IX. Maddî varlıkları ile muhteşem olan dağlar bizler için şöylece uyarı aracı kılınmışlardır:
" Yeryüzünde böbürlenerek yürüme. Çünkü sen ne yeri yarabilir ve ne de boyca dağlara ulaşabilirsin." [18]

DAĞLAR ile İNSAN ve İKTİDAR İLİŞKİSİ

İnsan için yaratılan her bir varlık gibi dağlar da insanla ilişki içindedir. Yukarıda yapılan açıklamalar bu ilişki çeşitlerine işaret etmektedir. Dağların insanla özel ilişkisi ise Hz Davud iledir. Hz.Davud aleyhisselam ibadetli bir kuldur. O, Nebevî Sünnet'te gün aşırı orucu ve Kur'ân'da da tesbihi ile ünlüdür. O güzel bir kul olmanın yanı sıra Zeleyd/güçlü bir önder ve Rabbimizin teyid ettiği bir Melik'tir. Sâd sûresinde şöyle buyrulur:

"…Kulumuz güç sahibi Davud'u da an, O daima Rabbine yönelirdi. Biz dağları ve toplu halde kuşları Davud'un emrine verdik. Sabah akşam onunla birlikte Allah'ı tesbih ederlerdi. Onların her biri Rabbine yöneliciydi. Davud'un hükümdarlığını da kuvvetlendirdik ve ona aklî güç ve güzel konuşma yeteneği verdik." [19]

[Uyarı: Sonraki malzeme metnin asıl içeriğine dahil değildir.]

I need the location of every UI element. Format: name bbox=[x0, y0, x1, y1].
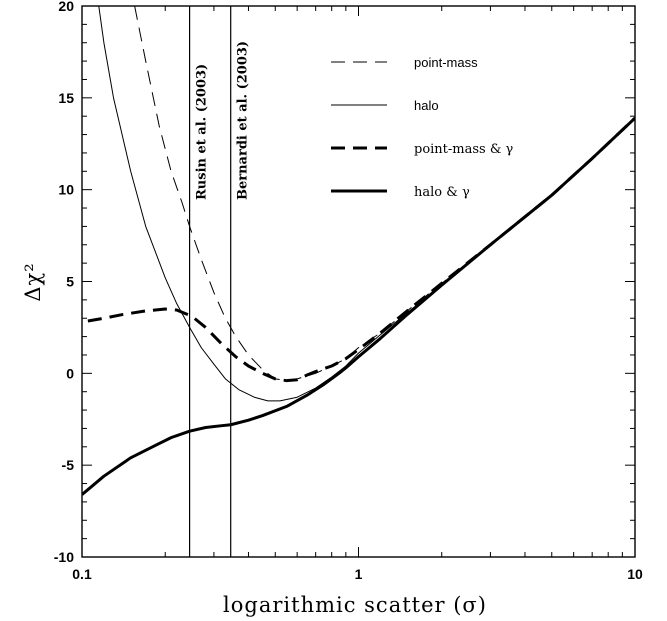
y-tick-label: 15 bbox=[58, 90, 74, 106]
y-tick-label: -5 bbox=[62, 457, 75, 473]
y-tick-label: 10 bbox=[58, 182, 74, 198]
y-tick-label: -10 bbox=[54, 549, 74, 565]
y-tick-label: 5 bbox=[66, 274, 74, 290]
y-tick-label: 20 bbox=[58, 0, 74, 14]
legend-label: halo bbox=[414, 98, 439, 113]
series-line bbox=[87, 116, 635, 383]
axes: -10 -5 0 5 10 15 20 0.1 1 10 bbox=[54, 0, 643, 582]
plot-frame bbox=[81, 5, 636, 558]
series-layer bbox=[82, 6, 635, 496]
x-axis-title: logarithmic scatter (σ) bbox=[223, 593, 487, 617]
reference-lines: Rusin et al. (2003) Bernardi et al. (2003… bbox=[189, 6, 251, 557]
legend: point-mass halo point-mass & γ halo & γ bbox=[331, 55, 514, 200]
x-tick-label: 0.1 bbox=[72, 566, 92, 582]
reference-line-label: Bernardi et al. (2003) bbox=[236, 41, 251, 200]
reference-line-label: Rusin et al. (2003) bbox=[195, 64, 210, 200]
y-axis-title: Δχ² bbox=[21, 262, 45, 301]
x-tick-label: 1 bbox=[355, 566, 363, 582]
series-line bbox=[82, 116, 635, 496]
y-tick-label: 0 bbox=[66, 365, 74, 381]
legend-label: point-mass bbox=[414, 55, 478, 70]
x-tick-label: 10 bbox=[627, 566, 643, 582]
legend-label: halo & γ bbox=[414, 185, 470, 200]
legend-label: point-mass & γ bbox=[414, 142, 514, 157]
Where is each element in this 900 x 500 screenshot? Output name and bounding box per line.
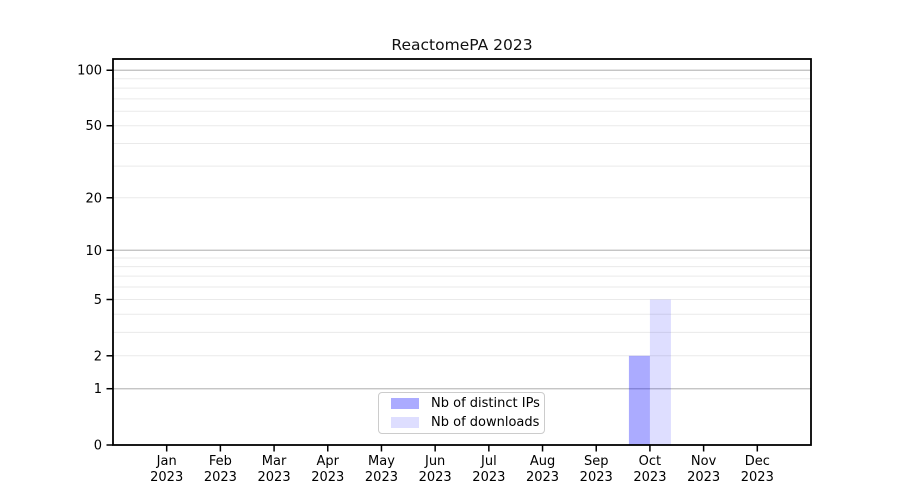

Muhteşem Dağlar, Hükümranlığı müeyyed Zel-Eyd Hz.Davud ile Allah'ı tesbihe memur edilmiştir. İhtişamlı ama zikredici derviş olan dağlarla tesbih ehli melik Hz. Davud eşleşmiştir.

Bu durum bize, Zikredici kul olması gereken insanın dağlar gibi ihtişamlı yani tevazu içinde kuvvetli olması gerektiğini ihtar etmektedir.

KUVVETLİ OLMAK

Kuvvetli olmak gerektiği içindir ki Peygamberimiz şöyle buyurmuştur:

"Şartlarına uyduğu için kuvvetli olan mümin gereğini yapmadığı için zayıf düşen müminden daha hayırlı ve Allah'a daha sevgilidir. Böyle olmakla birlikte her bir müminde hayır vardır. Sana fayda sağlayana yapış. Allah'tan dayardı iste. Aciz olma. Başarısızlığa uğradığında şöyle şöyle yapsaydım böyle böyle oludu, deme. Ama Allah böyle takdir etti, de." [20]

Bedende, maddede, ilimde, estetikte ve takvada kuvvetli olmak hayatı İslâmî ölçüler çizgisinde ibadeleştirmesi gereken mümin için ana amaç olmalıdır. İnsan Hakları ve Özgürlükleri ile Evdrensel Adaleti dilenen değil tevzi eden müminler olmak…ülkemizin mutlu geleceği için olmazsa olmaz İslâmî görevimizdir.

Bu duygular içinde Dağları temsil eden Kıble dağı ile, hayırlı olmasını dilediğimiz bu camide Rabbimizi anıyor, Keremi Bol Zatından ülkemizi rahmeti ile kuşatmasını diliyoruz.